We've just learned that the House and Senate conferees approved language today for the homeland security appropriations bill that, if passed, would grant the Department of Defense (DoD) the authority to continue suppressing photos depicting the abuse of prisoners in U.S. custody overseas.

Since 2003, the ACLU has been seeking photos and records related to the abuse of prisoners in U.S. custody overseas through ongoing litigation under the Freedom of Information Act (FOIA). The amendment originally introduced by Senator Joe Lieberman (I-CT) would allow DoD to exempt the photos from FOIA.

A federal appeals court ordered the photos released (PDF) in September 2008, affirming a 2005 district court ruling (PDF). After initially indicating that it would not appeal the appellate court's decision and would release the photos, the Obama administration abruptly reversed its position in May and asked the Supreme Court to hear an appeal (PDF). The Supreme Court is expected to conference on whether it will hear the Obama administration appeal of the Second Circuit ruling later this week, on October 9.

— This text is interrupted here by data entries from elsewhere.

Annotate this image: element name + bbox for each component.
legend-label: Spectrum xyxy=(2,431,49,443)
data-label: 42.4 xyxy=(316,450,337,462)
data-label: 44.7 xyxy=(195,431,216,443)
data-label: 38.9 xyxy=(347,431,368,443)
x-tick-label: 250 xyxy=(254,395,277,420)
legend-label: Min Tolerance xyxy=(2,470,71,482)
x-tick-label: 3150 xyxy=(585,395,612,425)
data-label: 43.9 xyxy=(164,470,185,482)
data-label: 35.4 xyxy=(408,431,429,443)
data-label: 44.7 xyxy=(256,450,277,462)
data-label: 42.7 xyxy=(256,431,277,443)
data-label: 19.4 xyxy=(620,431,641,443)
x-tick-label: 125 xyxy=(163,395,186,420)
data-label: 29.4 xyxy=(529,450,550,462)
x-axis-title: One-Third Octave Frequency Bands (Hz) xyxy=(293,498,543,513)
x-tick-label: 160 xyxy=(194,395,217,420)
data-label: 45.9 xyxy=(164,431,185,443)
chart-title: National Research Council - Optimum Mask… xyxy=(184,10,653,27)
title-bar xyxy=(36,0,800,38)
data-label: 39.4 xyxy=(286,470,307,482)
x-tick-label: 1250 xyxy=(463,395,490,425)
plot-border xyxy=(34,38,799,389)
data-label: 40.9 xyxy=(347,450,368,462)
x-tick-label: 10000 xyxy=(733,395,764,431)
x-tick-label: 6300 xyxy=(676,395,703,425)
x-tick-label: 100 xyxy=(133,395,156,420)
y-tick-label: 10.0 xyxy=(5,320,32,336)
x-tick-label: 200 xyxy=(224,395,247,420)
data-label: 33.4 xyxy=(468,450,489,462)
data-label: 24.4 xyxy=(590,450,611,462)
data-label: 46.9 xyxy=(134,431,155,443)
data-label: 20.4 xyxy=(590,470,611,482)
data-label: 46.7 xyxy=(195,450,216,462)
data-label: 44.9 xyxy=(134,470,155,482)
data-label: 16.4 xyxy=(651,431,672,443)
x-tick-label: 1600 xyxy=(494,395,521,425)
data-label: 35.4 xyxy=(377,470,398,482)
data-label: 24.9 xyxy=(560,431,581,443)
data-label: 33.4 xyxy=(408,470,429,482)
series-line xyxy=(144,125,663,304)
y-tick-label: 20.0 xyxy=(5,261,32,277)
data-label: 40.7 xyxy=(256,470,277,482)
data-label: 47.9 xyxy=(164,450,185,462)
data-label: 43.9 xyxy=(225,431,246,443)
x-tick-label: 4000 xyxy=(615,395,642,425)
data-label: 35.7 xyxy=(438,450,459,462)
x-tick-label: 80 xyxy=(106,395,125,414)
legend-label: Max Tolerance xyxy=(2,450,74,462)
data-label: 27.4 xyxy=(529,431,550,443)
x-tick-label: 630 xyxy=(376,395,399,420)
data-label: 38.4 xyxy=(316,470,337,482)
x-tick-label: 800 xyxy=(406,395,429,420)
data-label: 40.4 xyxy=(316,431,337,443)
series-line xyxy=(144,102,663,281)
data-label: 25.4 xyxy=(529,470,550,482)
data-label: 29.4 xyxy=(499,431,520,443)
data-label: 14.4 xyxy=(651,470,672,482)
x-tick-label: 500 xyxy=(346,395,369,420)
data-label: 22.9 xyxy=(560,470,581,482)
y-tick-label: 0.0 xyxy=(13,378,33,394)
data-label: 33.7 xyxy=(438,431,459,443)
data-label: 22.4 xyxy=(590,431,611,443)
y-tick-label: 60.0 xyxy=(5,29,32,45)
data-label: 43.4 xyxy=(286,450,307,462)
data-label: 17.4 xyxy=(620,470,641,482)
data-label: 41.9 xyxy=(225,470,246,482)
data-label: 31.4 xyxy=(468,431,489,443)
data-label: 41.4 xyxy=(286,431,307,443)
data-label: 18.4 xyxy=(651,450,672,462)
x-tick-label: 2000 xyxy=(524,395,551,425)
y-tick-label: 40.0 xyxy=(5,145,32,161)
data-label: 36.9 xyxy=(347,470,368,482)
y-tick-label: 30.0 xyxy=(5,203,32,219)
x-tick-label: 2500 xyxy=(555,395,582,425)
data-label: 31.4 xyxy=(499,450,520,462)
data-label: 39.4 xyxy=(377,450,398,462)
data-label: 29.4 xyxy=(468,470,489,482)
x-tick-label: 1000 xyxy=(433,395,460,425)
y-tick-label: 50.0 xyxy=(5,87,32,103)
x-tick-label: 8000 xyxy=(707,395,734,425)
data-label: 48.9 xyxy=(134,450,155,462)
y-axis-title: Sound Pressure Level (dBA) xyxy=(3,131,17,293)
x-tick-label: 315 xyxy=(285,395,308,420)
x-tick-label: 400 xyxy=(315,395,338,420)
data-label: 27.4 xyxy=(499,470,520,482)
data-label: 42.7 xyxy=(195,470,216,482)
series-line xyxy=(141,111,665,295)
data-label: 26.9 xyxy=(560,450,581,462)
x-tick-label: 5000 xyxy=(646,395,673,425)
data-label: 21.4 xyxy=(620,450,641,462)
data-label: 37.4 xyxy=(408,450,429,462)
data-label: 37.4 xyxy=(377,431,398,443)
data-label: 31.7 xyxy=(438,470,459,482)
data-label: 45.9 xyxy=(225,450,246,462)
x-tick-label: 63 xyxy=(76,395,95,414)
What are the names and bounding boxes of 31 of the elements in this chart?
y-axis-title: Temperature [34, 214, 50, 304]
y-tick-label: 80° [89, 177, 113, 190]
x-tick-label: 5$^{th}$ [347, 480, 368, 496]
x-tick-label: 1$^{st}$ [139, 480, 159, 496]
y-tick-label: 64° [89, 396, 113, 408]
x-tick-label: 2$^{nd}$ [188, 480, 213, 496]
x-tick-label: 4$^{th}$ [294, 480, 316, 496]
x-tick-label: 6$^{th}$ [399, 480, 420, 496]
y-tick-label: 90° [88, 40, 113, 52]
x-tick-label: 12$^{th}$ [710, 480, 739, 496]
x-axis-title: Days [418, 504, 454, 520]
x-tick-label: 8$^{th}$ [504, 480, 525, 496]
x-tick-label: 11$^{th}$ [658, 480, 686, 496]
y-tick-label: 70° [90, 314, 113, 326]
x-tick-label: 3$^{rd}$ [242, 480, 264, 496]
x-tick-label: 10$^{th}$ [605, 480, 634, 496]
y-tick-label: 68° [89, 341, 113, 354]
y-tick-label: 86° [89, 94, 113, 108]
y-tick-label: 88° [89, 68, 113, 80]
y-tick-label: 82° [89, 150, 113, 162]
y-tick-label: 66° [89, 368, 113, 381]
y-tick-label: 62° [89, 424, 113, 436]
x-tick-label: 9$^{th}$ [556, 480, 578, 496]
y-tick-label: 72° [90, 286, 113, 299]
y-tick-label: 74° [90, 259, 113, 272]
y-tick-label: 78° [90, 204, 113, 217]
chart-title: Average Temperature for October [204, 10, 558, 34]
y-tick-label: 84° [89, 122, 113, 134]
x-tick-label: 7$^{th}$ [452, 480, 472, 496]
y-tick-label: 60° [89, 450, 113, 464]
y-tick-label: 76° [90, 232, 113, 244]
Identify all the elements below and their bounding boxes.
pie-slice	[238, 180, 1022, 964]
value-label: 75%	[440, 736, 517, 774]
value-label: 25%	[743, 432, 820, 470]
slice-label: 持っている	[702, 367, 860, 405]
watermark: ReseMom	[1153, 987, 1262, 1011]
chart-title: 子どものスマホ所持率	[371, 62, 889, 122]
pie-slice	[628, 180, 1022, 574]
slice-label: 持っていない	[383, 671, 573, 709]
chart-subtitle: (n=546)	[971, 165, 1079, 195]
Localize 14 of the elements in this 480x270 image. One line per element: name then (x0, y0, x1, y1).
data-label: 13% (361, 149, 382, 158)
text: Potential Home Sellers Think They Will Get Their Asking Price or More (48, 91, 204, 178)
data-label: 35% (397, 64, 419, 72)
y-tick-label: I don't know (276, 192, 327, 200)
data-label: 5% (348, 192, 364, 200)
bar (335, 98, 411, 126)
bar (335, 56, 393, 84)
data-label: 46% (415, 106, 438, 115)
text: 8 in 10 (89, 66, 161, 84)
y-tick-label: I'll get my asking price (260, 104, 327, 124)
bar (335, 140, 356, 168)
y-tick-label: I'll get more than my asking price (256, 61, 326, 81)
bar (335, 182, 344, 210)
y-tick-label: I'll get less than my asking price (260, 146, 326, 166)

Jameel Jaffer, Director of the ACLU National Security Project stated in a press release:

"Congress should not give the government the authority to hide evidence of its own misconduct, and if it does grant that authority, the Secretary of Defense should not invoke it. If this shameful provision passes, Secretary Gates should take into account the importance of transparency to the democratic process, the extraordinary importance of these photos to the ongoing debate about the treatment of prisoners, and the likelihood that the suppression of these photos will ultimately be far more damaging to the national security than their disclosure would be. The last administration's decision to endorse torture undermined the United States' moral authority and compromised its security. The failure of the current administration to fully confront the abuses of the last administration will only compound these harms."

We can't have accountability for torture without sunlight on the facts – including photographs – about the abuse of prisoners that took place under the Bush administration. The American public has a right to know what was done in its name.

Add a comment (2)
Read the Terms of Use

t. r. jackson

You know, sometimes you have a somewhat valid point on some things,but to me you are part of the probably in this country going down the tubes. The torture thing, well you all are screaming it's not right that we do this to those people, but I haven't heard a peep out of you in regards to them beheading our troops/people; I guess that's okay.It seems it's always the U.S. that you pick on. Well let me tell you, I've been all over the MidEast while in the Marine Corps (20 years)and those people in most parts are good people, but when it comes to military things they keep theirs noses out of it and let the military handle it; I strongly suggest you do the same, maybe you should go over there and try to tell them what to do, i'd give about a week before you're done away with or told to leave the country. War is war regardless how big or small it is and there are during theses times when somethings are better left hidden. This isn't a garden party world we're living in, never has been, and those people have been fighting among themselves since the beginning of time and they'll never change. So why don't you just leave the military alone, let them do their job the way they've been trained to do it and just maybe they and the good citizens of this country who believe the same about them doing it their way won't tell you to pack your bags and leave this country; it's to it sooner than you think.

Paen

I thought that the U.S. was a nation with laws.But I guess torture and obstuction of justice are all right if you have God on your side.